Das vermeintlich Unverzichtbare

Es gibt, so meine ich, gute Gründe, auf sein Auto zu verzichten, ja es sogar zu verkaufen.

Der aberwitzige Bodenverbrauch für immer neue Straßen und Parkflächen findet kein Ende eben so wenig wie der hohe Ressourcenverbrauch oder die schon spür- und sichtbar gewordenen Klimafolgen. Der Individualverkehr bleibt trotz und mit E-Mobilität ein Tummelplatz aus der Zeit Gefallener in peinlichen Viagramobilen und kann einem zunehmend so auf die Nerven gehen, dass man einen Schlussstrich ziehen will. Da fragt man sich irgendwann, ob man weiterhin ein Mitglied der kruden Automobilgesellschaft bleiben will.

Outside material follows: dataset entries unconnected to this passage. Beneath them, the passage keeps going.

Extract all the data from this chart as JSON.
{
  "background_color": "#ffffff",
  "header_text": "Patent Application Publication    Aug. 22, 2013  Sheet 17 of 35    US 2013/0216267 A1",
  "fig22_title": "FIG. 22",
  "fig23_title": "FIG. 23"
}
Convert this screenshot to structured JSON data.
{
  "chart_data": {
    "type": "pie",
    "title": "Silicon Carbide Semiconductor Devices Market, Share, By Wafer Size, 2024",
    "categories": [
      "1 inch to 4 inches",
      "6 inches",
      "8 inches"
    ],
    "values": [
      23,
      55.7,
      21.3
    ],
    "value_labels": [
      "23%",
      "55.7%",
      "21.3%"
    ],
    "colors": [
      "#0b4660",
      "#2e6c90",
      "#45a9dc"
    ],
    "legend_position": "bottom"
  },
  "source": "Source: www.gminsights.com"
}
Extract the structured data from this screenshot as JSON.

Wenn man sich endlich (durchaus nach langem Ringen) für den Verkauf des eigenen Untersatzes entschieden hat, wird man neugierig auf die eigenen Reaktionen. Wird man sich entmannt fühlen ohne Auto (selbst wenn es nur ein gewöhnliches Auto der Golfklasse gewesen ist)? Wird es ein eingeschränktes, reduziertes Leben, der Witterung ausgesetzt, öde und freudlos?

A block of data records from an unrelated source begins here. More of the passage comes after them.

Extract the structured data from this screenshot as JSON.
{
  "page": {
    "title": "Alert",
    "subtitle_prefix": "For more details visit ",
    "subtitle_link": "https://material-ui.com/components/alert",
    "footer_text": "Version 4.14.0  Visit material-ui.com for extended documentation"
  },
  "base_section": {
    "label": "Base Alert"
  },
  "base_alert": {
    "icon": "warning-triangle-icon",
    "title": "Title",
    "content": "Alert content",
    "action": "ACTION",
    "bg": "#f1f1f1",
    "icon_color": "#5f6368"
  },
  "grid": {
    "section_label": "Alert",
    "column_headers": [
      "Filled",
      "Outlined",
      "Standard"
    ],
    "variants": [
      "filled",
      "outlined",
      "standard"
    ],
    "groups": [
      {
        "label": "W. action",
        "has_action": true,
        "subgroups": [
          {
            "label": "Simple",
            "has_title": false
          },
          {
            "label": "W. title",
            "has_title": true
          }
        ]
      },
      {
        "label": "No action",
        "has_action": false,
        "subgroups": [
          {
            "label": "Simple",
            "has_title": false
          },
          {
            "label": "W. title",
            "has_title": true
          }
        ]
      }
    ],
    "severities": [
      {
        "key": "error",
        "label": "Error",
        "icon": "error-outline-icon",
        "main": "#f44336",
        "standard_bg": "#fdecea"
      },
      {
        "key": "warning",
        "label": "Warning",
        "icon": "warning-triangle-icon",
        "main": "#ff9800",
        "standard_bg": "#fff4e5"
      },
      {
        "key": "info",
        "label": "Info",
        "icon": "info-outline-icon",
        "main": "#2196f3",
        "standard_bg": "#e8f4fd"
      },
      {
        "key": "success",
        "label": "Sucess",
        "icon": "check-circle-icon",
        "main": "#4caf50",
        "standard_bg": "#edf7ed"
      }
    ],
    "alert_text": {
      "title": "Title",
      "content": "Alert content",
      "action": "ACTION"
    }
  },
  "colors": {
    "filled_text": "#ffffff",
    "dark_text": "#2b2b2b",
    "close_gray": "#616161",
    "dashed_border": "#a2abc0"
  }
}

Nach einem Vierteljahr Erfahrung befindet man:
Es war eine gute Entscheidung. Man wird nicht nur animiert zu mehr Bewegung, nein, man fühlt sich auch in den sogenannten Massenverkehrsmitteln gut und noch immer als Individualist. Man kann selbstbestimmt bleiben, wird neugierig, kombinationsfreudig. Man lässt seine inneren Schweinehunde ratlos zurück, wenn man sich auch bei Nieselregen gut mit einem Cape geschützt aufs Rad schwingt, um ins Büro oder ins Café Bazar zu fahren. Man kommt dort nicht weniger trocken an als der Autofahrer aus der nahen Tiefgarage, nur ist man fröhlicher und zufriedener, auch wenn man Regentropfen von seiner Brille wischen muss. Man hat sich aus eigener Kraft bewegt, niemanden verlärmt oder gar gefährdet. Die Parkgebühr kann man anders investieren wenn einem danach ist, vielleicht in ein Joghurt mit Früchten oder eine zweite Melange. Selbst der Wochenendeinkauf gelingt ohne Abstriche mit einem koppelbaren Einkaufswagen. Auch ein Fußweg, selbst wenn er eine Stunde währt, gewinnt an Reiz, weil man Eindrücke sammelt, vielleicht anlächelt oder angelächelt wird und alles Übellaunige mit seinen Schritten in den Boden tritt. Man weiß zudem bei allem, dass man auch etwas für sich getan hat.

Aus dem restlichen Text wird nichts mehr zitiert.